Resta il problema, annoso ormai nel nostro paese, del poker live, per il quale, in Abruzzo come nelle altre regioni, esiste di fatto un vuoto legislativo che lascia ai tribunali ed alle questure locali il compito di autorizzare o meno tornei ed eventi dal vivo. Una cosa infatti è giocare a poker sullo schermo di un computer, un'altra è giocare contro avversari in carne ed ossa e sono ormai a migliaia i giocatori che fattisi le ossa nelle poker room virtuali vorrebbero poter provare l'emozione del gioco dal vivo in tornei organizzati da circoli ed associazioni, senza dover sostenere lunghi viaggi per poter raggiungere uno dei quattro soli casinò che in Italia sono autorizzati ad ospitarli.
Di recente in Abruzzo alcuni hotel e stabilimenti balneari hanno tentato di promuovere tornei ed eventi di poker sportivo, e nella regione non mancano circoli e associazioni che promuovono il poker inteso come disciplina sportiva, promuovendo tornei Sit&Go ma anche lezioni di poker per i meno esperti.
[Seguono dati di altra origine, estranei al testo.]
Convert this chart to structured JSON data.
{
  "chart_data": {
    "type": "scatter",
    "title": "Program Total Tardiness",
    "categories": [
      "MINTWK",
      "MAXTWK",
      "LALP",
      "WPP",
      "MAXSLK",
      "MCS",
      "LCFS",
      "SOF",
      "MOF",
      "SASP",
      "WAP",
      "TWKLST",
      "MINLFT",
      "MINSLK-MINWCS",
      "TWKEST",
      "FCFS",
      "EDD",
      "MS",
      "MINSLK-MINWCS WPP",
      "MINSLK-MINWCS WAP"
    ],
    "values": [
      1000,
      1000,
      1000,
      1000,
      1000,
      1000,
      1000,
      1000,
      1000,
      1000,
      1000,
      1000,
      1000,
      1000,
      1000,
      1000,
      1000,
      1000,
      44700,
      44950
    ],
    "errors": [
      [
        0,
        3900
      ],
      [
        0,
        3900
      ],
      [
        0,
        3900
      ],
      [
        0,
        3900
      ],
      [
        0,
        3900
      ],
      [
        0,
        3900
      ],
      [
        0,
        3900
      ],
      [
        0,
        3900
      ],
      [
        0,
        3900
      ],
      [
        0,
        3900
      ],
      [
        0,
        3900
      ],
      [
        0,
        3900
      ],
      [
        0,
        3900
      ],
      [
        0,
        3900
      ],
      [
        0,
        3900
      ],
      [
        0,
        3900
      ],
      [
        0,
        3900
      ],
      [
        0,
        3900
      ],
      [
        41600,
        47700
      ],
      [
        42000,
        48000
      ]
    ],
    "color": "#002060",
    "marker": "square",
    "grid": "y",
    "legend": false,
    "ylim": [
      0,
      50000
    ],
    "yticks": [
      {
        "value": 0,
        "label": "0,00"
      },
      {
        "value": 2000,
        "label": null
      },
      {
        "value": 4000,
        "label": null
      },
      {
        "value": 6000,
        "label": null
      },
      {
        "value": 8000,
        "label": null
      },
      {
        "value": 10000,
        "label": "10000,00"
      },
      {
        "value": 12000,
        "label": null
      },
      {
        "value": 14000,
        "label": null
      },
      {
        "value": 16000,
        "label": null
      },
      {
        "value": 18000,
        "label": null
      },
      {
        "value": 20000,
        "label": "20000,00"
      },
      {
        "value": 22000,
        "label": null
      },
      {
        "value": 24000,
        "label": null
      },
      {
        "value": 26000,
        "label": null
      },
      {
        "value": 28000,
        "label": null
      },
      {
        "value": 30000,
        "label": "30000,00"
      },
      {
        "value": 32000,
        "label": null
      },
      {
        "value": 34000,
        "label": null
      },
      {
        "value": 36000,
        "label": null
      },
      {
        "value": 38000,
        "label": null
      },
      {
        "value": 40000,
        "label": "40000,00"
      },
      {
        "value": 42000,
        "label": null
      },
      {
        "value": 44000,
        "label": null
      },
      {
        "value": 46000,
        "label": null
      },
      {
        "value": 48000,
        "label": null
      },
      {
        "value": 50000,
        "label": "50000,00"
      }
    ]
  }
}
Le cronache però riportano come le questure locali, in più di un'occasione, hanno diffidato i gestori di locali e circoli dall'organizzare simili manifestazioni dopo che questi avevano regolarmente inoltrato una richiesta di autorizzazione. Il rischio è quello di incappare nel reato di “esercizio del gioco d'azzardo” come recita l'articolo 718 del codice penale, e tanto è bastato per farli rinunciare.
Al contrario in altre regioni il gioco live è invece tollerato, ed i gestori di circoli e locali, forti di sentenze favorevoli o di tribunali più tolleranti, riescono, anche se timidamente, ad organizzare qualche torneo live.
Certo è che la disparità di posizioni tra questura e questura e tra provincia e provincia crea, e creerà in futuro, grandi malumori, e che sarebbe proprio il caso che finalmente il governo e le camere si pronuncino in merito, dibattendo e legiferando su una proposta di legge che giace ormai da più di tre anni nei cassetti.
Secondo alcune voci nel gennaio 2013 dovrebbe vedersi una schiarita, ma, visto l'andazzo di questi ultimi anni non sono in pochi coloro che dubitano che i tempi saranno rispettati così come promesso. E' facile infatti che potranno verificarsi ulteriori ritardi, e che il popolo dei pokeristi dovrà consolarsi ancora per chissà quanto tempo giocando solamente in tornei virtuali.